Etwa ein Drittel der Beschäftigten arbeitet ohne finanzielle und zeitliche Gegenleistung nach Dienstschluss weiter – mehr als zehn Prozent sogar häufig. Männer sind davon mehr betroffen als Frauen. Sie haben auch häufiger einen All-in-Vertrag, mit dem oftmals alle geleisteten Überstunden als abgegolten gesehen werden. Mit zunehmendem Alter und höherer Bildung steigt die Arbeit in der Freizeit stark an. Sechs von zehn Beschäftigten mit Matura erledigen in ihrer Freizeit noch etwas für die Arbeit, fast ein Viertel sogar häufig.
Damit nicht genug: Im Urlaub arbeiten 18 Prozent der Beschäftigten und selbst im Krankenstand können 14 Prozent nicht loslassen. Auch das trifft in stärkerem Ausmaß auf Männer, ältere Beschäftigte und höher Gebildete zu: Fast 30 Prozent der Menschen mit Matura arbeiten im Krankenstand.
Möglich machen das Smartphone, Laptop & Co. Denn die Anzahl der Arbeitnehmer/-innen mit Dienst-Smartphones steigt kontinuierlich. Hatte vor zwei Jahren noch jede/-r zehnte Beschäftigte ein dienstliches Smartphone, so ist es heute schon jede/-r Siebte. Zehn Prozent haben einen dienstlichen Laptop oder Tablet-Computer. Und jede/-r Dritte nutzt diese Geräte in der Freizeit, um etwas für die Arbeit zu erledigen, 14 Prozent sogar jeden Tag.
Durch die All-In Verträge ist die Entgrenzung zwischen Arbeitszeit und Freizeit fließend und nimmt laufend zu.
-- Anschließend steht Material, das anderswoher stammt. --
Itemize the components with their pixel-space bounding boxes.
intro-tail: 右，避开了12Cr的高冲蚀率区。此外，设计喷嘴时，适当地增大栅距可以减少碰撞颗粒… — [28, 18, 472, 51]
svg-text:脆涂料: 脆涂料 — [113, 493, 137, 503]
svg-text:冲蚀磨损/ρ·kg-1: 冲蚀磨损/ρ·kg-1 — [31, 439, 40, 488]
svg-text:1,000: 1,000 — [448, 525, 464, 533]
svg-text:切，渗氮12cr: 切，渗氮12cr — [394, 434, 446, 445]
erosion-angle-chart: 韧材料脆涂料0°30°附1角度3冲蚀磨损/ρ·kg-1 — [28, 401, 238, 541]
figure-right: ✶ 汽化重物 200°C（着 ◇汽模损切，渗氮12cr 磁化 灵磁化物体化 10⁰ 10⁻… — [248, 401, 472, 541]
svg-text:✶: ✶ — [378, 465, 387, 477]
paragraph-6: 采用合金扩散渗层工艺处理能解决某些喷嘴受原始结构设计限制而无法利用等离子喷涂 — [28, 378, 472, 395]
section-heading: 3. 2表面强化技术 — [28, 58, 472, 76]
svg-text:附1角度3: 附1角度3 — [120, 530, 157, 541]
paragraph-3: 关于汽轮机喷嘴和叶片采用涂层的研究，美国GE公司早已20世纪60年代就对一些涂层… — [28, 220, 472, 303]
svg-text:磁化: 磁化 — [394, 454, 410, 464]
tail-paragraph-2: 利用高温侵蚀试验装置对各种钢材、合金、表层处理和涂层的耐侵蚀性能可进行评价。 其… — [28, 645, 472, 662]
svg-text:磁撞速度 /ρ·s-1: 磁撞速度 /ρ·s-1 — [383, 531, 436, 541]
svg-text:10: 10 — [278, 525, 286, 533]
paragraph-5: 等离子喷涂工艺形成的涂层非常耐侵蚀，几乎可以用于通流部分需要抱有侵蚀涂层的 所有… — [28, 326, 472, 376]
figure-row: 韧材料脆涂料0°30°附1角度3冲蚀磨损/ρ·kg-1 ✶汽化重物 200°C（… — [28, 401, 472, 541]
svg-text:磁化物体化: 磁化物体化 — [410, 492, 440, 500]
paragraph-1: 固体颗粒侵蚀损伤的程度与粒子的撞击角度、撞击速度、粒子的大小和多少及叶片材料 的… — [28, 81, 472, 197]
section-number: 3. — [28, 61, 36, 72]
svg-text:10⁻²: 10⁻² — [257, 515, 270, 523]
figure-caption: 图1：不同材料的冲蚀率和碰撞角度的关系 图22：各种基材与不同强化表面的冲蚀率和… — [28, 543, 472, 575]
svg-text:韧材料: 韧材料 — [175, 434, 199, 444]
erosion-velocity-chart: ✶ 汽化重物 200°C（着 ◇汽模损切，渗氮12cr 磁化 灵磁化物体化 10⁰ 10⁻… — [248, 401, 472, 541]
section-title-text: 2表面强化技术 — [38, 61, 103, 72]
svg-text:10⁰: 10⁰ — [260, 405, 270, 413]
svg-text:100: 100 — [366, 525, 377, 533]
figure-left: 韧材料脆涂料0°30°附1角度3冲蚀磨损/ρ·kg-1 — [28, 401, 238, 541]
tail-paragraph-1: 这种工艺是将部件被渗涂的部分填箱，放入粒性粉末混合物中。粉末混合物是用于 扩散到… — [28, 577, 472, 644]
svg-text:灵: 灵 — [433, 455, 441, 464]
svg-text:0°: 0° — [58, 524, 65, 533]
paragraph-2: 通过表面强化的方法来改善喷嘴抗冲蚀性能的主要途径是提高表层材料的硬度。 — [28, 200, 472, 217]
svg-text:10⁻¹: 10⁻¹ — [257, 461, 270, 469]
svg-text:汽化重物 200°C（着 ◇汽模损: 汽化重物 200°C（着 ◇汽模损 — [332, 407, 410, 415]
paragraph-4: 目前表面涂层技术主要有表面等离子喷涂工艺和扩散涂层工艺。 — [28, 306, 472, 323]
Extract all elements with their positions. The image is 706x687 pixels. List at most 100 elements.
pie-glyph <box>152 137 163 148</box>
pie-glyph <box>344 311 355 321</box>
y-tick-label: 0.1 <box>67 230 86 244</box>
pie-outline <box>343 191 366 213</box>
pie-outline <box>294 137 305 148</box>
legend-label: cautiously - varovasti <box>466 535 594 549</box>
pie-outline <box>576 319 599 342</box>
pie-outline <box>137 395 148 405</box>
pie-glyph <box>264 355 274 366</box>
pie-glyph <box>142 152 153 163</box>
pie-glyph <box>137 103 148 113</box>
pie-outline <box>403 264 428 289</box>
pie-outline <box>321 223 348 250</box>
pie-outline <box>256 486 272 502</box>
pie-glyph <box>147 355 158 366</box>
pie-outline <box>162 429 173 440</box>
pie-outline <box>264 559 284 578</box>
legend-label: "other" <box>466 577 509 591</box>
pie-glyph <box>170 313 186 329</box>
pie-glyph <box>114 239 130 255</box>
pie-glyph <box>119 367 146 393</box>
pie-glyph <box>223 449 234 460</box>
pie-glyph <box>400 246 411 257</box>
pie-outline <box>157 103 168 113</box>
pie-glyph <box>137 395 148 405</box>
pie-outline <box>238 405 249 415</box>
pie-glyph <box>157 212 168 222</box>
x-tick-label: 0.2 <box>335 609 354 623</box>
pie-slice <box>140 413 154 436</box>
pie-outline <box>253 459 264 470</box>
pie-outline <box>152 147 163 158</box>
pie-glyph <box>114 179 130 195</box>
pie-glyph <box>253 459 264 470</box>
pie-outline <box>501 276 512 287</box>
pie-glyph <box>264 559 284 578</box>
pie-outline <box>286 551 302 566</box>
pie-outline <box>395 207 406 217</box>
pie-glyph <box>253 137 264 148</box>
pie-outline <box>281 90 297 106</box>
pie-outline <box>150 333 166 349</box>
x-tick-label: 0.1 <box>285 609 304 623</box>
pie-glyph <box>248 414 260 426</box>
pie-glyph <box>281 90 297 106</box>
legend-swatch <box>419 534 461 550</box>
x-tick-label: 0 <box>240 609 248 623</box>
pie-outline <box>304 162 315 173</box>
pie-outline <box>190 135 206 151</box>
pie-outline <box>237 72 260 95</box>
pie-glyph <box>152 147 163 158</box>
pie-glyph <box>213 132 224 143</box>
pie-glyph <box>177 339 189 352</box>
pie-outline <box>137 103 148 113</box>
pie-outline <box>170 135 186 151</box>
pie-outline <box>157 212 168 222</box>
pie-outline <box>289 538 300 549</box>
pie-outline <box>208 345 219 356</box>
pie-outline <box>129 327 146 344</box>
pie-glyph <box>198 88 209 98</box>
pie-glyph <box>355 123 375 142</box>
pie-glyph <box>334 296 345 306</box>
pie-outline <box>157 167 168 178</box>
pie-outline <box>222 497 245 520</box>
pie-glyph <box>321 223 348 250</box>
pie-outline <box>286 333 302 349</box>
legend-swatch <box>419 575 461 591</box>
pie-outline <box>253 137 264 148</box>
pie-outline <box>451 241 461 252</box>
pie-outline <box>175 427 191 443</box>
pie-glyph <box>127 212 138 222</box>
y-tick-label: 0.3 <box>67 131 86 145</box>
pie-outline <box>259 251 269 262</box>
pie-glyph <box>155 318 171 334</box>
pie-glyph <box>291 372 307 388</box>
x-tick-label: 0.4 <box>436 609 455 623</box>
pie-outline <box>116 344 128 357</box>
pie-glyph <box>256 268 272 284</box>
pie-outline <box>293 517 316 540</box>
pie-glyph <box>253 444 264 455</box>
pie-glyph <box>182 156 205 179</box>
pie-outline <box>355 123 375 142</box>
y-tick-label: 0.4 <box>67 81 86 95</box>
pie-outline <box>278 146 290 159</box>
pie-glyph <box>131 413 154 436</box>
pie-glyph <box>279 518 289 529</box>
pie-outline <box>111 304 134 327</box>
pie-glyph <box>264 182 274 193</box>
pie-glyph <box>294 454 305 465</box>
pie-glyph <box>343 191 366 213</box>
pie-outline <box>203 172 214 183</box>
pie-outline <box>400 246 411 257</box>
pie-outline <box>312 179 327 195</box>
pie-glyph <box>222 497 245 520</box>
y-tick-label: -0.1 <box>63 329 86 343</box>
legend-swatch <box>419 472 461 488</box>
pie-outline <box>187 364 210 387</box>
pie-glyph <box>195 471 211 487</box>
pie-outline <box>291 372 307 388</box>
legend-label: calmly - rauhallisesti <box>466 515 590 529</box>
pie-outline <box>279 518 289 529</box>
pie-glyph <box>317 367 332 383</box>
Ende 2015 hatten bereits 24 Prozent der Befragten einen Arbeitsvertrag, der „alles abdeckt“ – also über 800.000 Menschen in Österreich. Zwei Jahre zuvor waren es noch 18 Prozent. Diese Arbeitnehmer/-innen müssen meist mehr Überstunden machen als vereinbart wurde - oftmals ohne finanzielle oder zeitliche Abgeltung. Ähnliches gilt für jene 16 Prozent, die eine Überstundenpauschale haben.
Ständige Verfügbarkeit für den Betrieb hat ihren Preis: Während etwa ein Viertel der Menschen, die nicht in der Freizeit arbeiten, Schlafstörungen hat, sind es bei jenen, die auch in der Freizeit arbeiten, fast 40 Prozent. Sie können auch viel schwerer abschalten, weil sie die Schwierigkeiten aus dem Büro mit in die Freizeit und nach Hause nehmen.
Fast die Hälfte der jungen Arbeitnehmer/-innen mit abgeschlossener Ausbildung möchte den Beruf oder die Firma wechseln, weil sie kaum noch Chancen sieht.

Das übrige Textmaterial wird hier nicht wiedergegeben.